3. An excitation flip angle determining device for multi-layer parallel excitation diffusion imaging, comprising:

a region to be imaged determining module configured to determine a first region to be imaged and a second region to be imaged, where the first region to be imaged and the second region to be imaged have different longitudinal relaxation times;

an image contrast function determining module for determining an image contrast function between the first region to be imaged and the second region to be imaged when performing multi-layer parallel excitation diffusion imaging;

an excitation flip angle determination module for determining an excitation flip angle of a diffusion weighted sequence based on the image contrast function,

the excitation flip angle determining module is used for determining an image contrast value between the first region to be imaged and the second region to be imaged when single-layer excitation diffusion imaging is performed and the excitation angle is 90 degrees; determining an excitation flip angle when a function value of the image contrast function when performing multi-layer parallel excitation diffusion imaging is equal to the image contrast value when performing single-layer excitation diffusion imaging and an excitation angle is 90 degrees,

the diffusion weighting sequence is a reading direction segmented plane echo imaging sequence;

the excitation turnover angle is theta _1opt Wherein:

e is a natural base number; TR (TR) _short Repetition time for the multi-layer parallel excitation diffusion imaging; TR (TR) _long Exciting a repetition time of diffusion imaging for the monolayer; t (T) _1A A longitudinal relaxation time for a first region to be imaged; t (T) _1B Is the longitudinal relaxation time of the second region to be imaged.

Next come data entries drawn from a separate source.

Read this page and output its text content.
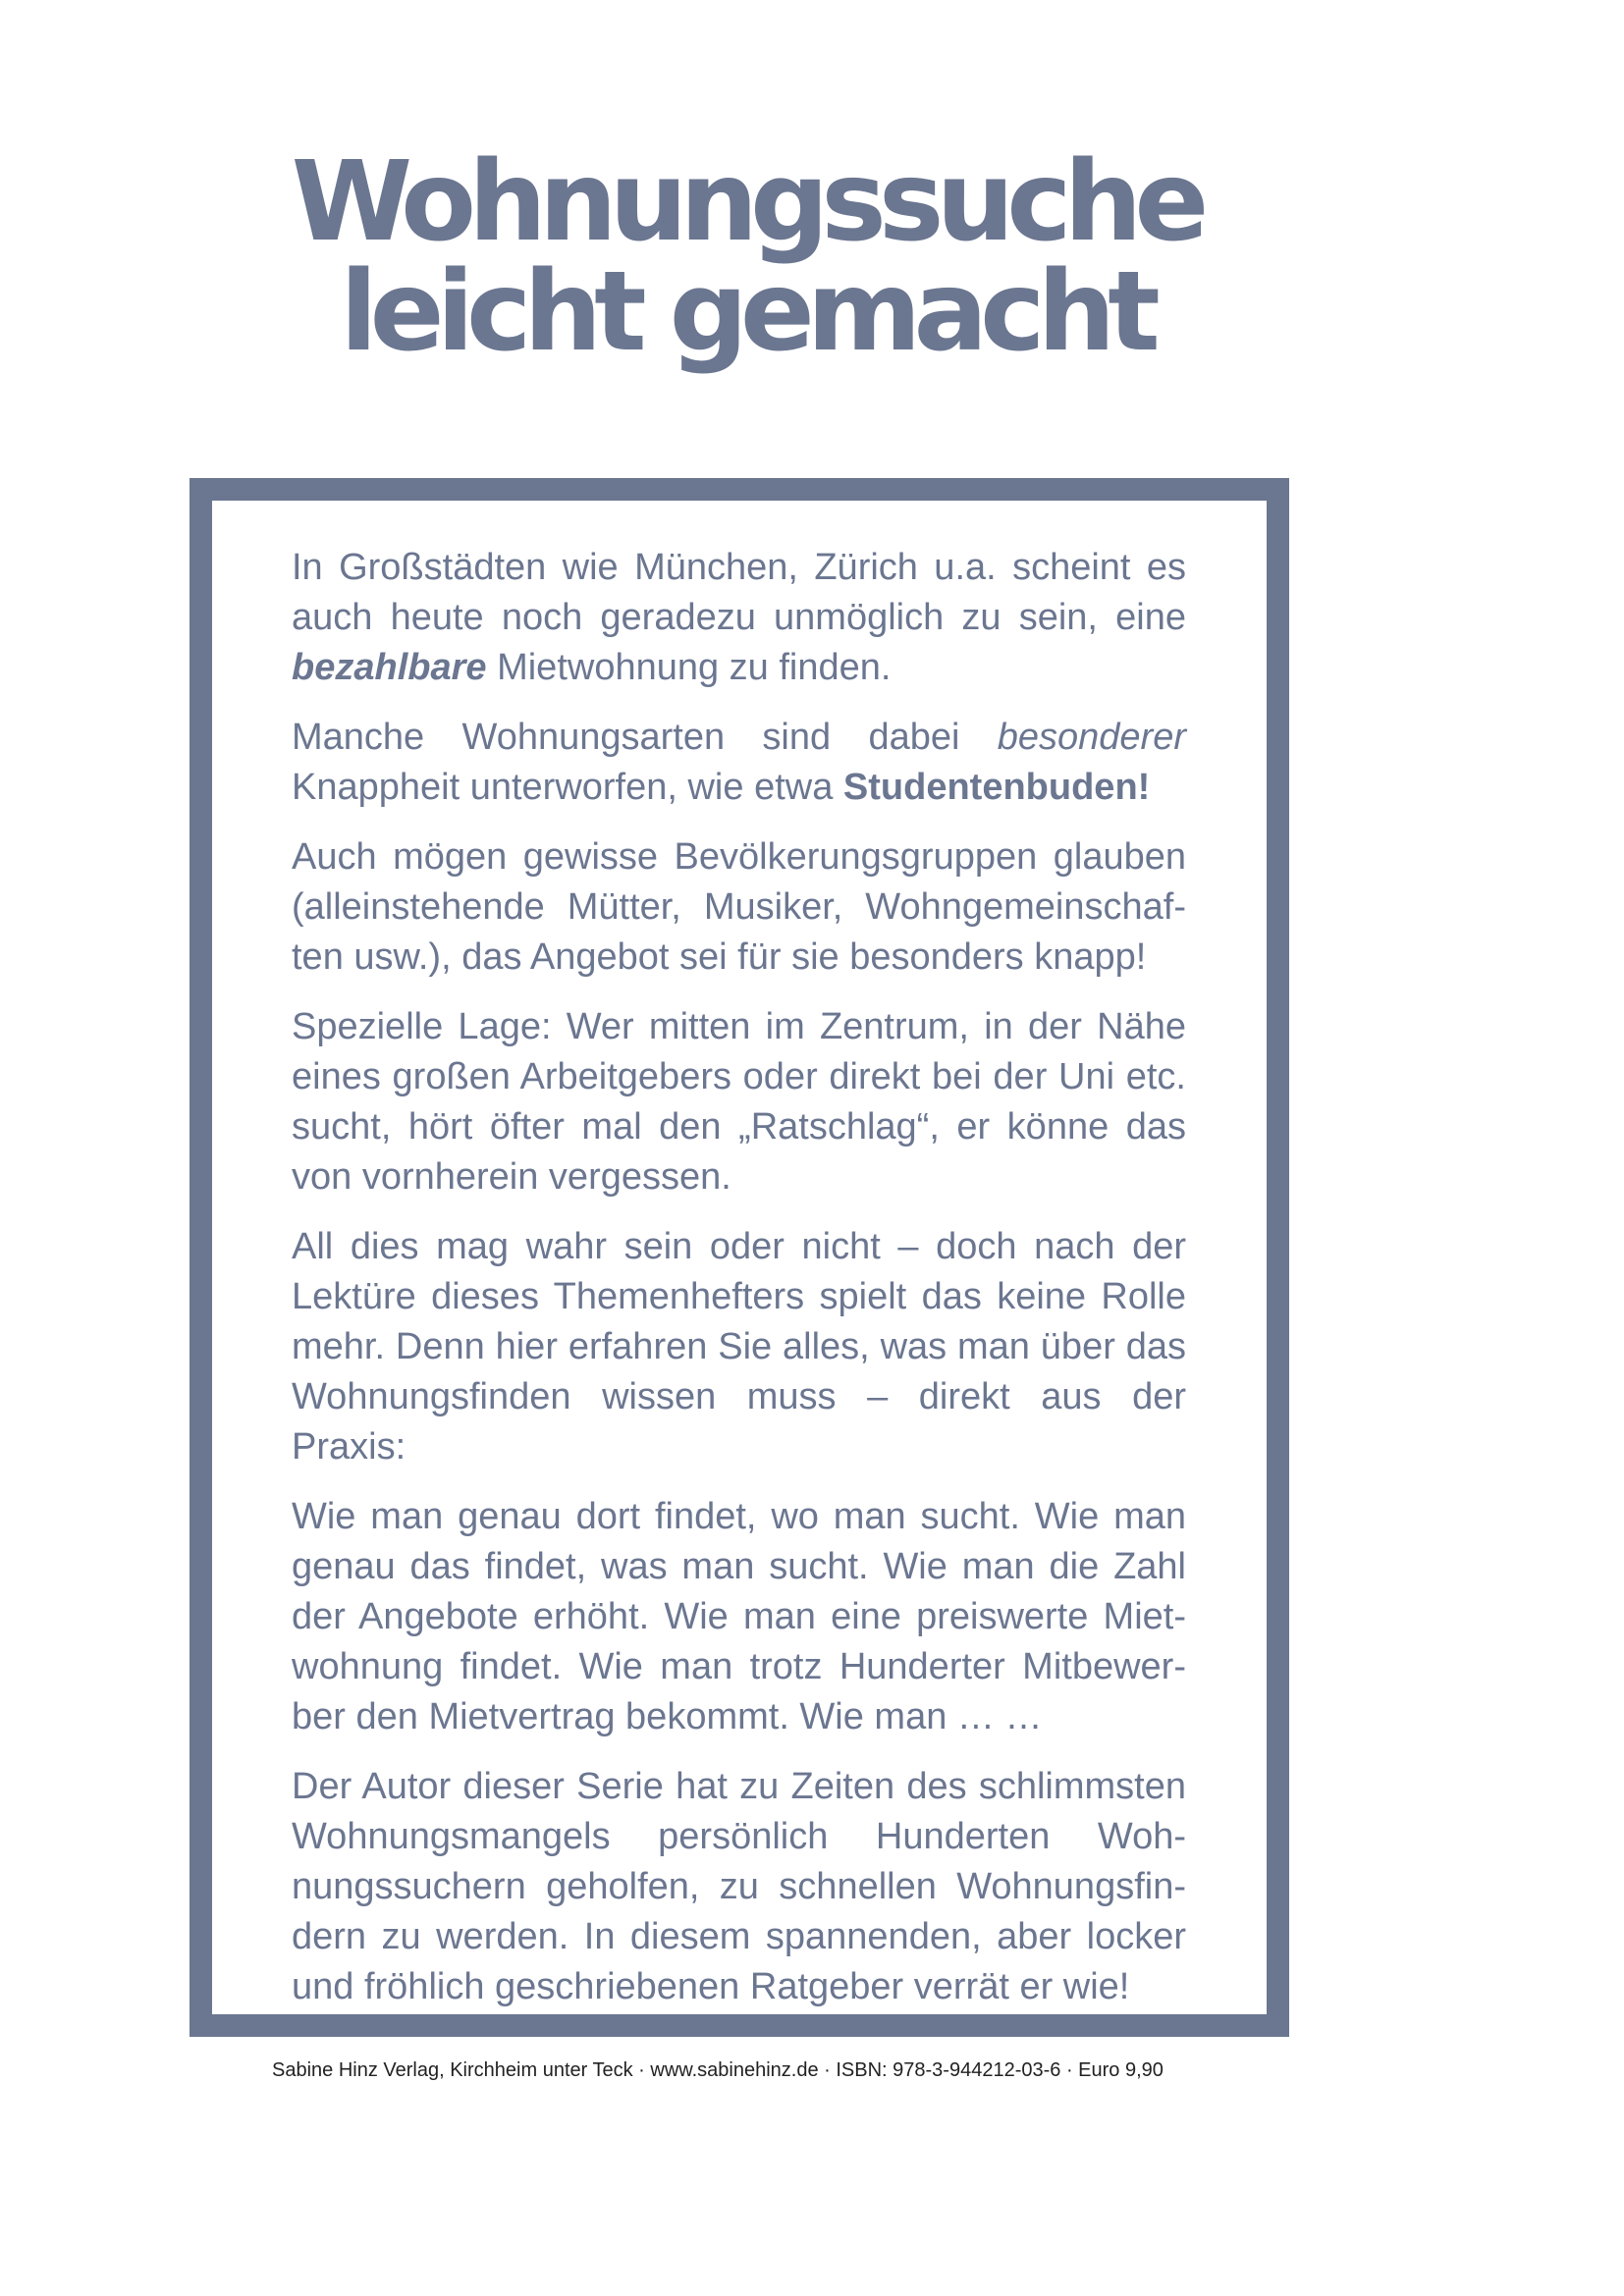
Wohnungssuche
leicht gemacht

In Großstädten wie München, Zürich u.a. scheint es auch heute noch geradezu unmöglich zu sein, eine bezahlbare Mietwohnung zu finden.

Manche Wohnungsarten sind dabei besonderer Knappheit unterworfen, wie etwa Studentenbuden!

Auch mögen gewisse Bevölkerungsgruppen glauben (alleinstehende Mütter, Musiker, Wohngemeinschaften usw.), das Angebot sei für sie besonders knapp!

Spezielle Lage: Wer mitten im Zentrum, in der Nähe eines großen Arbeitgebers oder direkt bei der Uni etc. sucht, hört öfter mal den „Ratschlag“, er könne das von vornherein vergessen.

All dies mag wahr sein oder nicht – doch nach der Lektüre dieses Themenhefters spielt das keine Rolle mehr. Denn hier erfahren Sie alles, was man über das Wohnungsfinden wissen muss – direkt aus der Praxis:

Wie man genau dort findet, wo man sucht. Wie man genau das findet, was man sucht. Wie man die Zahl der Angebote erhöht. Wie man eine preiswerte Mietwohnung findet. Wie man trotz Hunderter Mitbewerber den Mietvertrag bekommt. Wie man … …

Der Autor dieser Serie hat zu Zeiten des schlimmsten Wohnungsmangels persönlich Hunderten Wohnungssuchern geholfen, zu schnellen Wohnungsfindern zu werden. In diesem spannenden, aber locker und fröhlich geschriebenen Ratgeber verrät er wie!

Sabine Hinz Verlag, Kirchheim unter Teck · www.sabinehinz.de · ISBN: 978-3-944212-03-6 · Euro 9,90
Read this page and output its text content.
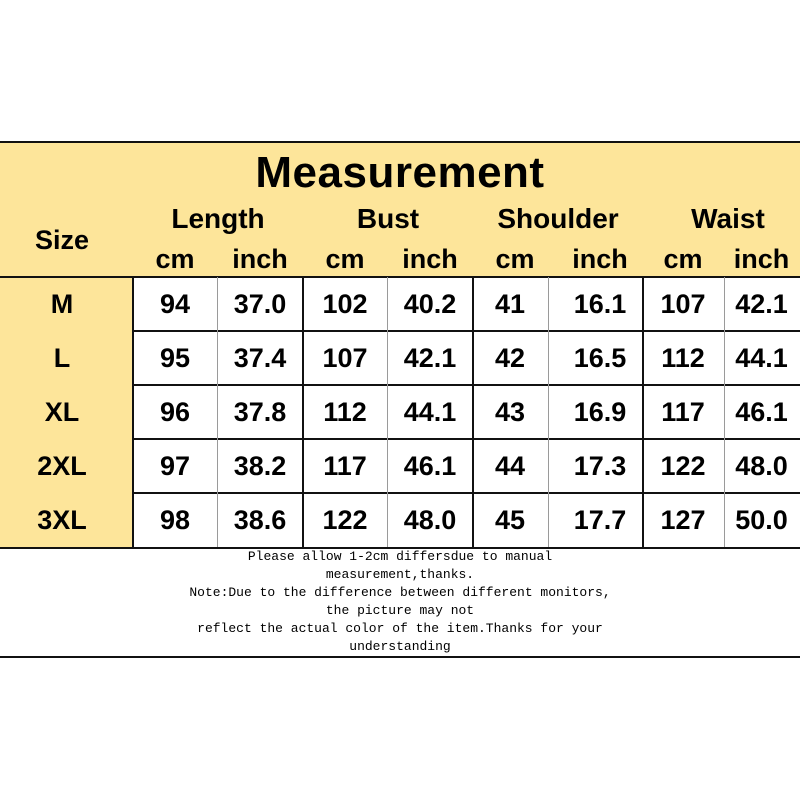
Measurement
Size
Length	Bust	Shoulder	Waist
cm	inch	cm	inch	cm	inch	cm	inch
M	94	37.0	102	40.2	41	16.1	107	42.1
L	95	37.4	107	42.1	42	16.5	112	44.1
XL	96	37.8	112	44.1	43	16.9	117	46.1
2XL	97	38.2	117	46.1	44	17.3	122	48.0
3XL	98	38.6	122	48.0	45	17.7	127	50.0
Please allow 1-2cm differsdue to manual
measurement,thanks.
Note:Due to the difference between different monitors,
the picture may not
reflect the actual color of the item.Thanks for your
understanding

4. The excitation flip angle determining apparatus of multi-layer parallel excitation diffusion imaging according to claim 3,

an image contrast function determining module, configured to determine a signal intensity function of a first region to be imaged based on a repetition time of the diffusion weighted sequence, an echo time of the diffusion weighted sequence, a longitudinal relaxation time of the first region to be imaged, and a transverse relaxation time of the first region to be imaged; determining a signal intensity function of a second region to be imaged based on a repetition time of the diffusion weighted sequence, an echo time of the diffusion weighted sequence, a longitudinal relaxation time of the second region to be imaged and a transverse relaxation time of the second region to be imaged; and determining the image contrast function based on the signal intensity function of the first region to be imaged and the signal intensity function of the second region to be imaged.